Theresa M. Desrochers and Theresa H. McKim
Sequences permeate daily life. They can be defined as a discrete series of items or states that occur in a specific order with a beginning and end. The brain supports the perception and execution of sequences. Perceptual sequences involve tracking regularities in incoming stimuli, such as the series of sounds that make up a word in language. Executed sequences range from the series of muscle activations used by a frog to catch a fly to a chess master mapping her next moves.
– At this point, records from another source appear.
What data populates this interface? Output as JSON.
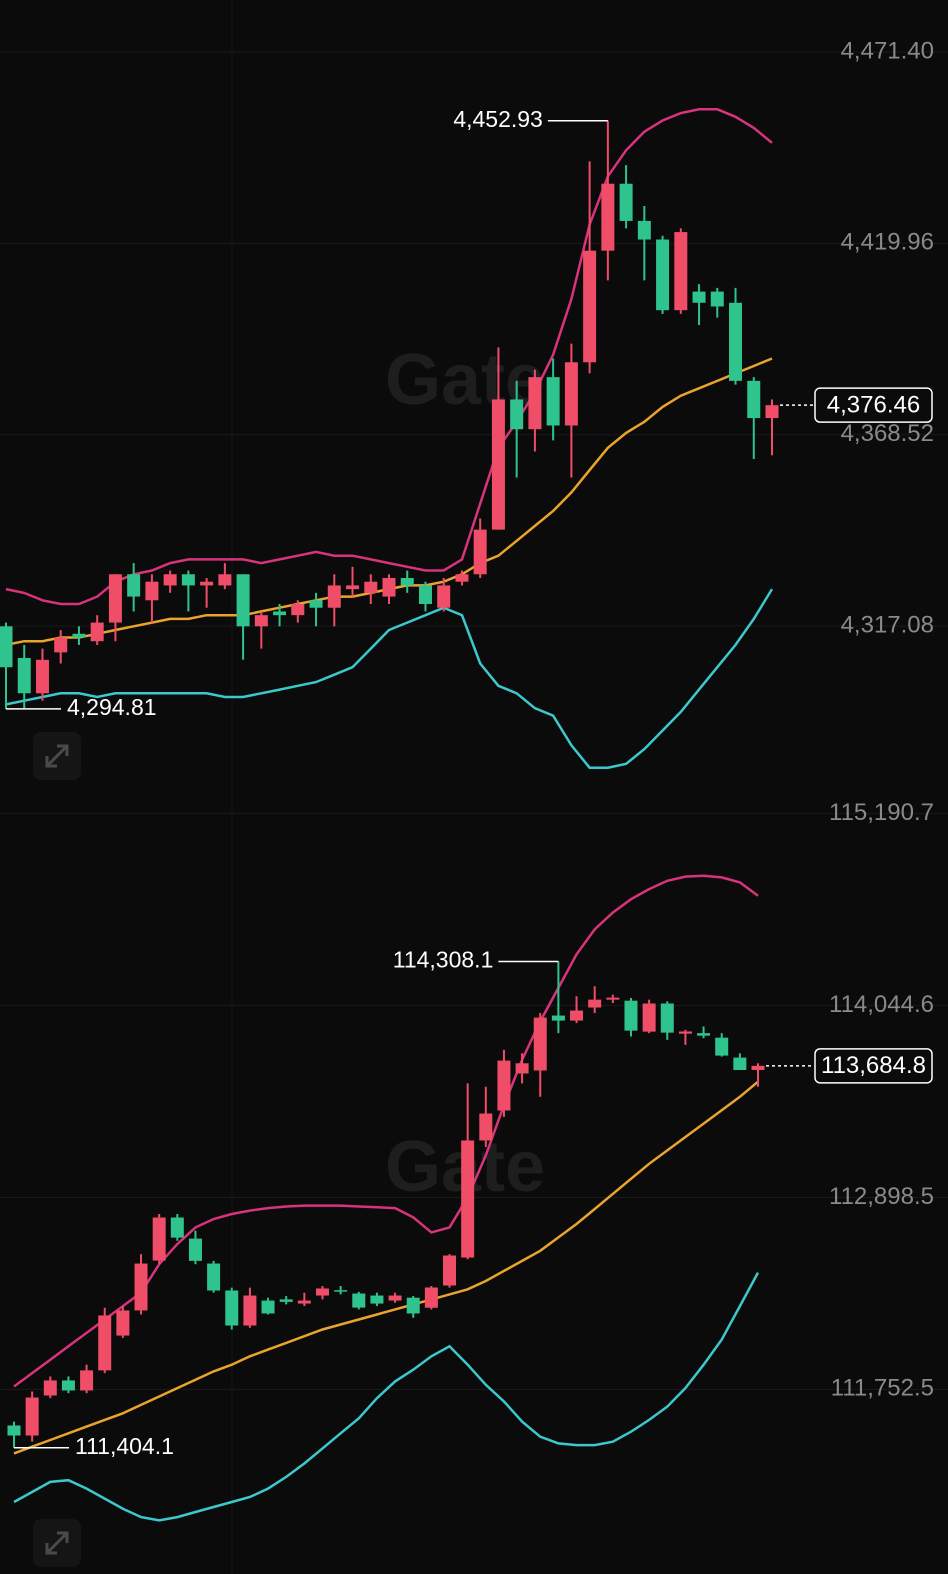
{
  "chart_data": [
    {
      "type": "candlestick",
      "watermark": "Gate",
      "grid": true,
      "up_color": "#f04d68",
      "down_color": "#2fc48d",
      "ylim": [
        4273.8,
        4485.4
      ],
      "yticks": [
        {
          "value": 4317.08,
          "label": "4,317.08"
        },
        {
          "value": 4368.52,
          "label": "4,368.52"
        },
        {
          "value": 4419.96,
          "label": "4,419.96"
        },
        {
          "value": 4471.4,
          "label": "4,471.40"
        }
      ],
      "open": [
        4317,
        4308.5,
        4299,
        4310,
        4315,
        4313,
        4318,
        4331,
        4324,
        4328,
        4331,
        4328,
        4328,
        4331,
        4317,
        4321,
        4320,
        4324,
        4322,
        4327,
        4326,
        4325,
        4330,
        4328,
        4322,
        4329,
        4331,
        4343,
        4378,
        4370,
        4384,
        4371,
        4388,
        4418,
        4436,
        4426,
        4421,
        4402,
        4407,
        4407,
        4404,
        4383,
        4373
      ],
      "high": [
        4318,
        4312,
        4311,
        4316,
        4317,
        4320,
        4331,
        4334,
        4331,
        4332,
        4332,
        4330,
        4334,
        4331,
        4321,
        4323,
        4324,
        4326,
        4331,
        4333,
        4331,
        4331,
        4332,
        4329,
        4330,
        4332,
        4346,
        4392,
        4383,
        4386,
        4389,
        4393,
        4442,
        4452.93,
        4441,
        4430,
        4422,
        4424,
        4409,
        4408,
        4408,
        4384,
        4378
      ],
      "low": [
        4294.81,
        4295,
        4297,
        4307,
        4312,
        4312,
        4313,
        4321,
        4318,
        4326,
        4321,
        4322,
        4327,
        4308,
        4311,
        4317,
        4318,
        4317,
        4317,
        4325,
        4323,
        4323,
        4326,
        4321,
        4321,
        4328,
        4330,
        4343,
        4357,
        4364,
        4367,
        4357,
        4385,
        4410,
        4424,
        4410,
        4401,
        4401,
        4398,
        4400,
        4382,
        4362,
        4363
      ],
      "close": [
        4306,
        4299,
        4308,
        4314,
        4314,
        4318,
        4331,
        4325,
        4329,
        4331,
        4328,
        4329,
        4331,
        4317,
        4320,
        4320,
        4323,
        4322,
        4328,
        4328,
        4329,
        4330,
        4328,
        4323,
        4328,
        4331,
        4343,
        4378,
        4370,
        4384,
        4371,
        4388,
        4418,
        4436,
        4426,
        4421,
        4402,
        4423,
        4404,
        4403,
        4383,
        4373,
        4376.46
      ],
      "bands": [
        {
          "color": "#d8337c",
          "values": [
            4327,
            4326,
            4324,
            4323,
            4323,
            4325,
            4329,
            4331,
            4332,
            4334,
            4335,
            4335,
            4335,
            4335,
            4334,
            4335,
            4336,
            4337,
            4336,
            4336,
            4335,
            4334,
            4333,
            4332,
            4332,
            4335,
            4350,
            4365,
            4372,
            4380,
            4390,
            4405,
            4425,
            4438,
            4445,
            4450,
            4453,
            4455,
            4456,
            4456,
            4454,
            4451,
            4447
          ]
        },
        {
          "color": "#eaa42e",
          "values": [
            4312,
            4313,
            4313,
            4314,
            4314,
            4315,
            4316,
            4317,
            4318,
            4319,
            4319,
            4320,
            4320,
            4320,
            4321,
            4322,
            4323,
            4324,
            4325,
            4325,
            4326,
            4327,
            4328,
            4328,
            4329,
            4331,
            4334,
            4336,
            4340,
            4344,
            4348,
            4353,
            4359,
            4365,
            4369,
            4372,
            4376,
            4379,
            4381,
            4383,
            4385,
            4387,
            4389
          ]
        },
        {
          "color": "#3cc8cc",
          "values": [
            4296,
            4297,
            4298,
            4299,
            4299,
            4298,
            4299,
            4299,
            4299,
            4299,
            4299,
            4299,
            4298,
            4298,
            4299,
            4300,
            4301,
            4302,
            4304,
            4306,
            4311,
            4316,
            4318,
            4320,
            4322,
            4320,
            4307,
            4301,
            4299,
            4295,
            4293,
            4285,
            4279,
            4279,
            4280,
            4284,
            4289,
            4294,
            4300,
            4306,
            4312,
            4319,
            4327
          ]
        }
      ],
      "annotations": [
        {
          "value": 4452.93,
          "label": "4,452.93"
        },
        {
          "value": 4294.81,
          "label": "4,294.81"
        }
      ],
      "last_price": {
        "value": 4376.46,
        "label": "4,376.46"
      }
    },
    {
      "type": "candlestick",
      "watermark": "Gate",
      "grid": true,
      "up_color": "#f04d68",
      "down_color": "#2fc48d",
      "ylim": [
        110650,
        115350
      ],
      "yticks": [
        {
          "value": 111752.5,
          "label": "111,752.5"
        },
        {
          "value": 112898.5,
          "label": "112,898.5"
        },
        {
          "value": 114044.6,
          "label": "114,044.6"
        },
        {
          "value": 115190.7,
          "label": "115,190.7"
        }
      ],
      "open": [
        111537,
        111477,
        111716,
        111806,
        111746,
        111866,
        112074,
        112224,
        112522,
        112779,
        112653,
        112504,
        112343,
        112134,
        112283,
        112290,
        112265,
        112313,
        112345,
        112325,
        112313,
        112283,
        112300,
        112240,
        112373,
        112540,
        113239,
        113418,
        113639,
        113657,
        113985,
        113955,
        114033,
        114080,
        114074,
        113889,
        114057,
        113877,
        113880,
        113853,
        113734,
        113660
      ],
      "high": [
        111560,
        111740,
        111830,
        111830,
        111900,
        112240,
        112250,
        112560,
        112800,
        112800,
        112700,
        112520,
        112360,
        112360,
        112300,
        112310,
        112330,
        112370,
        112370,
        112335,
        112330,
        112330,
        112310,
        112370,
        112560,
        113580,
        113560,
        113780,
        113760,
        114000,
        114308.1,
        114100,
        114160,
        114110,
        114090,
        114080,
        114070,
        113900,
        113920,
        113880,
        113760,
        113700
      ],
      "low": [
        111404.1,
        111440,
        111700,
        111730,
        111730,
        111850,
        112060,
        112200,
        112500,
        112640,
        112500,
        112330,
        112110,
        112120,
        112200,
        112260,
        112250,
        112290,
        112320,
        112230,
        112250,
        112270,
        112180,
        112230,
        112360,
        112530,
        113200,
        113380,
        113580,
        113500,
        113880,
        113940,
        114000,
        114060,
        113860,
        113880,
        113840,
        113810,
        113850,
        113740,
        113660,
        113560
      ],
      "close": [
        111477,
        111704,
        111806,
        111746,
        111866,
        112194,
        112224,
        112504,
        112779,
        112659,
        112520,
        112343,
        112134,
        112313,
        112206,
        112275,
        112283,
        112355,
        112337,
        112241,
        112265,
        112313,
        112206,
        112361,
        112552,
        113239,
        113400,
        113716,
        113700,
        113973,
        113955,
        114015,
        114080,
        114092,
        113895,
        114057,
        113883,
        113890,
        113865,
        113746,
        113660,
        113684.8
      ],
      "bands": [
        {
          "color": "#d8337c",
          "values": [
            111770,
            111850,
            111930,
            112010,
            112090,
            112170,
            112250,
            112330,
            112500,
            112620,
            112720,
            112770,
            112800,
            112820,
            112835,
            112845,
            112850,
            112850,
            112850,
            112845,
            112840,
            112835,
            112780,
            112690,
            112720,
            112900,
            113150,
            113450,
            113720,
            113950,
            114150,
            114350,
            114500,
            114600,
            114680,
            114740,
            114790,
            114815,
            114820,
            114810,
            114780,
            114700
          ]
        },
        {
          "color": "#eaa42e",
          "values": [
            111370,
            111410,
            111450,
            111490,
            111530,
            111570,
            111610,
            111660,
            111710,
            111760,
            111810,
            111860,
            111900,
            111950,
            111990,
            112030,
            112070,
            112110,
            112140,
            112170,
            112200,
            112230,
            112260,
            112290,
            112320,
            112350,
            112400,
            112460,
            112520,
            112580,
            112660,
            112740,
            112830,
            112920,
            113010,
            113100,
            113180,
            113260,
            113340,
            113420,
            113500,
            113590
          ]
        },
        {
          "color": "#3cc8cc",
          "values": [
            111080,
            111140,
            111200,
            111210,
            111160,
            111100,
            111040,
            110990,
            110970,
            110990,
            111020,
            111050,
            111080,
            111110,
            111160,
            111230,
            111310,
            111400,
            111490,
            111580,
            111700,
            111800,
            111870,
            111950,
            112010,
            111900,
            111780,
            111680,
            111560,
            111470,
            111430,
            111420,
            111420,
            111440,
            111500,
            111570,
            111650,
            111760,
            111900,
            112050,
            112250,
            112450
          ]
        }
      ],
      "annotations": [
        {
          "value": 114308.1,
          "label": "114,308.1"
        },
        {
          "value": 111404.1,
          "label": "111,404.1"
        }
      ],
      "last_price": {
        "value": 113684.8,
        "label": "113,684.8"
      }
    }
  ]
}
How the brain controls sequences must therefore scale to multiple levels of control. Investigating how the brain functions to accomplish this task spans from the study of individual cells in the brain to human cognition. Understanding the neural systems that underlie sequential control is necessary to approach the mechanistic underpinnings of complex conditions such as addiction, which may be rooted in difficult-to-extinguish sequential behaviors. Current research focuses on studies in both animal and human models and spans the levels of complexity of sequential control and the brain systems that support it.